According to the test circuit for the prevention effect against symmetrical interference wave voltage of No. 77, a 50Ω non-inductive resistor was connected to the output terminal and the measured values shown in the characteristic curve diagrams in Figures 5 to 8 were obtained. It was done. In addition, the symbols written alongside each characteristic curve in the figure indicate the difference in attenuation characteristics based on the difference in the material of the strip conductor (aluminum foil and aluminum foil, aluminum 7M and iron foil), as explained above. It can be seen that the noise filter of the present invention using iron foil in combination exhibits excellent attenuation characteristics over a wide frequency band. FIG. 8 shows the difference in attenuation characteristics based on the number of turns of the noise filter C of the present invention, which uses aluminum foil and iron foil as the strip-shaped conductor. It can be seen that the attenuation rate increases over the frequency band, and exhibits a tendency for the attenuation rate to increase particularly in the low frequency band. For reference, the attenuation characteristics of the noise filter that combines an inductance and a capacitor in the conventional example (A) are shown in the eighth example.
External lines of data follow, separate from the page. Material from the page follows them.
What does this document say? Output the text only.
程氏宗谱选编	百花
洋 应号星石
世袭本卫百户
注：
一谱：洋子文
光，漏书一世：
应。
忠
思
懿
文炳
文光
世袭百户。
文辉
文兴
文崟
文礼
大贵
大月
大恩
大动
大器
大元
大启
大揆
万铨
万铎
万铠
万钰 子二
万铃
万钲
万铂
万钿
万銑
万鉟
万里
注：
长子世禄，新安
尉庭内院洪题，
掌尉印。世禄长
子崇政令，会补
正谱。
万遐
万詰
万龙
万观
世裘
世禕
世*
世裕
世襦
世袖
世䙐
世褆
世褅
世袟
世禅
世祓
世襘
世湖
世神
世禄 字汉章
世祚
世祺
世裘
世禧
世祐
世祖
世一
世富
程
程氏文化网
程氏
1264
It is shown by curve (A) in the figure. As explained above, according to the noise filter of the present invention, an element having an excellent function as a noise filter can be obtained by modifying a tubular capacitor and using iron foil as a strip-shaped conductor. This makes it suitable for mass production and can be manufactured at low cost. In addition, as each strip-shaped conductor, metallized paper
As in the case of capacitors, miniaturization and mass production are facilitated by wrapping metallized paper on which aluminum or iron is deposited by vapor deposition or plating around the insulating sheet. In the noise filter 3 of the present invention, it is possible to obtain the desired performance by adjusting the width and the number of windings (length) of the conductor strips and adjusting the inductance and capacitance. Furthermore, the cross-sectional area of the strip-shaped good conductor to which electricity is applied should be determined in consideration of the allowable current flow, unlike the cross-sectional area of other strip-shaped breakable conductors. The noise filter of the present invention can also be applied to a smoothing circuit to suppress pulsating components contained in a power supply. 4. Brief explanation of the drawings Fig. 1 is a circuit diagram of a conventionally known noise filter circuit, Fig. 2 is a perspective view of an inductance element used in the circuit of Fig. 1, and Fig. 3 is a diagram of a noise filter circuit according to the present invention. FIG. 4 is a perspective view of the noise filter of the present invention, and FIGS. 5 to 8 show the differences between the conventional noise filter and the =IO− noise filter of the present invention. It is a characteristic curve diagram showing characteristics. 6......Strip-shaped good conductor 9...Strip-shaped magnetic conductor 7 +8.10...Lead wire 11...
...... Band-shaped insulator 12 ...... Noise filter ll-

Claims (1)

[Claims] Distributed capacitance is created by wrapping a band-shaped conductor such as a conductor foil with a pair of lead wires connected near both ends and a band-shaped magnetic conductor such as iron foil into a tubular shape through a band-shaped insulator such as an insulating sheet. A noise filter formed on a coil.